« Si être tribaliste c’est dénoncer des agendas cachés d’individus qui veulent établir un capitalisme foncier sauvage, dans ce cas là on peut dire que je suis tribaliste »
Comment avez-vous accueilli la vague d’indignation porté sur votre personne après vos propos dans le cadre de l’émission Club d’élites ?
Comme étant tout simplement la démonstration ou l’expression de la mauvaise foi qui s’est sédimentée, cristallisée auprès d’un certain nombre de nos compatriotes. Voyez vous je n’ai ciblé aucune communauté mais les membres d’une certaine communauté se sont sentis concernés ce qui atteste de l’existence d’un projet hégémonique afin d’opérer une dictature de la pensée qui ne passe guère par moi.
Concrètement qu’est ce que « rentrez chez eux » signifie dans votre appréciation ?
Dans le contexte negro-afrocain la terre n’appartient pas à un individu mais à une communauté qui donne juste les droits d’usage. Quelque soit l’échelle qu’on prend, qu’elle soit locale, régionale ou internationale, c’est l’appropriation symbolique qu’on fait de l’espace qui pose problème, une appropriation qui fait que l’éspace n’est plus un lieu d’accueil mais un lieu transformé en lieu propre. Faudrait donc pas que les gens soient hypocrites, qu’ils assument simplement leur manière de vivre au quotidien, car, comment comprendre que dans un moment symbolique notamment la naissance d’un enfant ou une nomination et bien d’autres, des individus aillent enterrer le cordon ombilical ou fêter dans leurs villages; bien que la Constitution du Cameroun régisse que les citoyens peuvent s’établir partout où le besoin se présente pour eux. En gros, on peut faire de là où l’on s’est installé un lieu d’accueil simplement et pas un chez soi.
Êtes-vous tribaliste ?
Si être tribaliste c’est dénoncer des agendas cachés d’individus qui veulent établir un capitalisme foncier sauvage, dans ce cas là on peut dire que je suis tribaliste mais si être tribaliste c’est stigmatisé et discriminer un certain nombre de communautés au nom de leurs différences ou de leur mode de vie, dans ce cas là, c’est un qualificatif qui ne saurait m’être accolé.
Quel le regard que vous portez sur la dualité Armée-Nation au moment même où le Cameroun célèbre la 51 ème édition de la fête de l’unité ?
L’Armée et la Nation sont nécessairement deux éléments qui ne sauraient ne pas aller ensemble, car pour qu’une armée arrive à prospérer, elle a besoin de sa population; d’ailleurs, l’Etat du Cameroun a mis en route l’idée de l’armée populaire. Et lorsqu’on parle de la défense populaire, cela signifie que chaque camerounais devrait se sentir comme une excroissance de l’armée. Donc le thème de cette édition arrive à bon escient pour rappeler aux camerounais que la réussite de l’armée dépend en grande partie de leur collaboration afin de juguler les menaces qui pèsent sur le Cameroun.

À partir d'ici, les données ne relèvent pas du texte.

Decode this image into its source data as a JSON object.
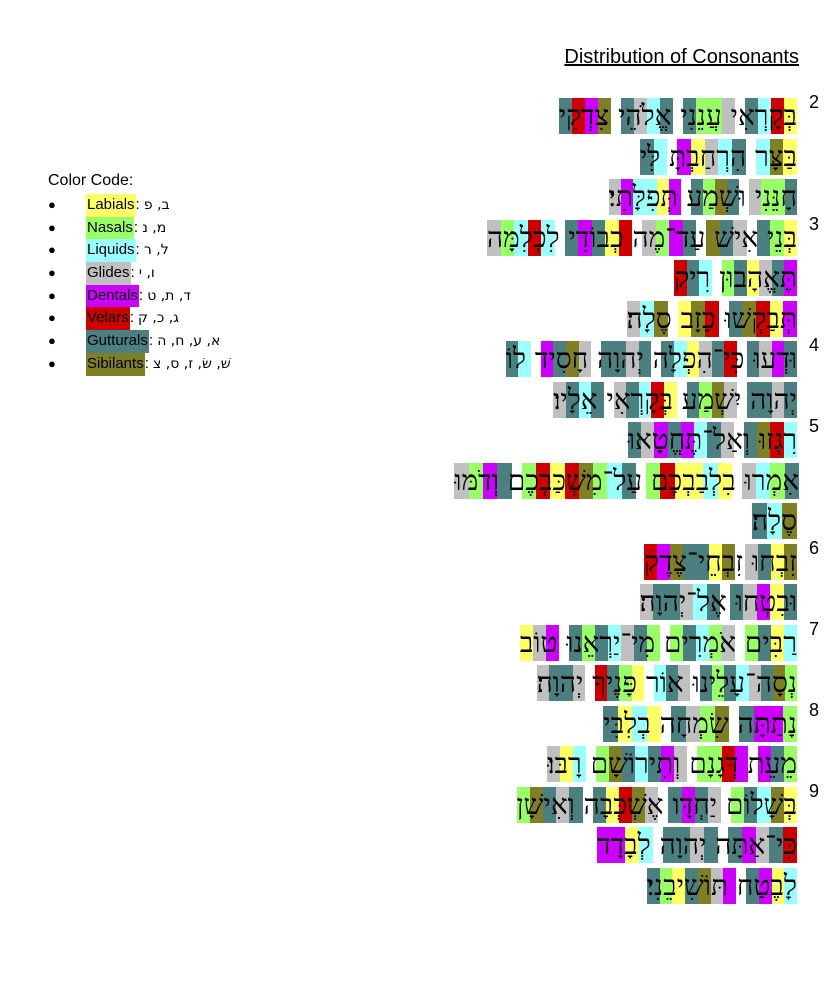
{
  "title": "Distribution of Consonants",
  "legend": {
    "title": "Color Code:",
    "items": [
      {
        "name": "Labials",
        "letters": "ב, פ",
        "color": "#ffff66"
      },
      {
        "name": "Nasals",
        "letters": "מ, נ",
        "color": "#99ff66"
      },
      {
        "name": "Liquids",
        "letters": "ל, ר",
        "color": "#99ffff"
      },
      {
        "name": "Glides",
        "letters": "ו, י",
        "color": "#c0c0c0"
      },
      {
        "name": "Dentals",
        "letters": "ד, ת, ט",
        "color": "#cc00ff"
      },
      {
        "name": "Velars",
        "letters": "ג, כ, ק",
        "color": "#cc0000"
      },
      {
        "name": "Gutturals",
        "letters": "א, ע, ח, ה",
        "color": "#4c7f7f"
      },
      {
        "name": "Sibilants",
        "letters": "שׁ, שׂ, ז, ס, צ",
        "color": "#7f7f26"
      }
    ]
  },
  "lines": [
    {
      "verse": "2",
      "text": "בְּקָרְאִי עֲנֵנִי אֱלֹהֵי צִדְקִי",
      "codes": "L V Q G | G N N G | G Q G G | S D V G"
    },
    {
      "verse": "",
      "text": "בַּצָּר הִרְחַבְתָּ לִּי",
      "codes": "L S Q | G Q G L D | Q G"
    },
    {
      "verse": "",
      "text": "חָנֵּנִי וּשְׁמַע תְּפִלָּתִי׃",
      "codes": "G N N G | G S N G | D L Q Q D G"
    },
    {
      "verse": "3",
      "text": "בְּנֵי אִישׁ עַד־מֶה כְבוֹדִי לִכְלִמָּה",
      "codes": "L N G | G G S | G D N G | V L G D G | Q V Q N G"
    },
    {
      "verse": "",
      "text": "תֶּאֱהָבוּן רִיק",
      "codes": "D G G L G N | Q G V"
    },
    {
      "verse": "",
      "text": "תְּבַקְשׁוּ כָזָב סֶלָה׃",
      "codes": "D L V S G | V S L | S Q G"
    },
    {
      "verse": "4",
      "text": "וּדְעוּ כִּי־הִפְלָה יְהוָה חָסִיד לוֹ",
      "codes": "G D G G | V G G L Q G | G G G G | G S G D | Q G"
    },
    {
      "verse": "",
      "text": "יְהוָה יִשְׁמַע בְּקָרְאִי אֵלָיו׃",
      "codes": "G G G G | G S N G | L V Q G G | G Q G G"
    },
    {
      "verse": "5",
      "text": "רִגְזוּ וְאַל־תֶּחֱטָאוּ",
      "codes": "Q V S G | G G Q D G D G G"
    },
    {
      "verse": "",
      "text": "אִמְרוּ בִלְבַבְכֶם עַל־מִשְׁכַּבְכֶם וְדֹמּוּ",
      "codes": "G N Q G | L Q L L V N | G Q N S V L V N | G D N G",
      "full": true
    },
    {
      "verse": "",
      "text": "סֶלָה׃",
      "codes": "S Q G"
    },
    {
      "verse": "6",
      "text": "זִבְחוּ זִבְחֵי־צֶדֶק",
      "codes": "S L G G | S L G G S D V"
    },
    {
      "verse": "",
      "text": "וּבִטְחוּ אֶל־יְהוָה׃",
      "codes": "G L D G G | G Q G G G G"
    },
    {
      "verse": "7",
      "text": "רַבִּים אֹמְרִים מִי־יַרְאֵנוּ טוֹב",
      "codes": "Q L G N | G N Q G N | N G G Q G N G | D G L"
    },
    {
      "verse": "",
      "text": "נְסָה־עָלֵינוּ אוֹר פָּנֶיךָ יְהוָה׃",
      "codes": "N S G G Q G N G | G G Q | L N G V | G G G G"
    },
    {
      "verse": "8",
      "text": "נָתַתָּה שִׂמְחָה בְלִבִּי",
      "codes": "N D D G | S N G G | L Q L G"
    },
    {
      "verse": "",
      "text": "מֵעֵת דְּגָנָם וְתִירוֹשָׁם רָבּוּ׃",
      "codes": "N G D | D V N N | G D G Q G S N | Q L G"
    },
    {
      "verse": "9",
      "text": "בְּשָׁלוֹם יַחְדָּו אֶשְׁכְּבָה וְאִישָׁן",
      "codes": "L S Q G N | G G D G | G S V L G | G G G S N"
    },
    {
      "verse": "",
      "text": "כִּי־אַתָּה יְהוָה לְבָדָד",
      "codes": "V G G D G | G G G G | Q L D D"
    },
    {
      "verse": "",
      "text": "לָבֶטַח תּוֹשִׁיבֵנִי׃",
      "codes": "Q L D G | D G S G L N G"
    }
  ]
}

Peut-on réellement parler du vivre-ensemble dans notre pays face à la montée des discours de haine ?
Oui, bien au delà de ce que l’on voit dans les espaces virtuels que sont les réseaux sociaux, où l’on a l’impression en regardant les discours de haine qui circulent et les replis identitaires y véhiculés; une fois dans la réalité, les camerounais vivent côté à côté tout en formant des unités cosmopolites où des personnes de diverses communautés cohabitent. Le vivre ensemble reste donc une réalité dans notre contexte, il suffit de voir ne serait-ce que les mariages entre communautés, les migrations des personnes qui s’installent dans des zones qui n’étaient pas initialement allouées à leur communauté c’est le cas par exemple des Etons dans la région du Sud-ouest ou alors des communautés bamilekes qui ont élus villages dans la région du Sud. Ce serait donc une sur-interprétation de penser que le Cameroun est au bord d’une l’implosion inter-communautaire, aujourd’hui, nous demandons juste de la réciprocité, que certains ne soient pas entrain d’allés s’installer chez les autres et qu’en retour ils n’acceptent pas la même chose.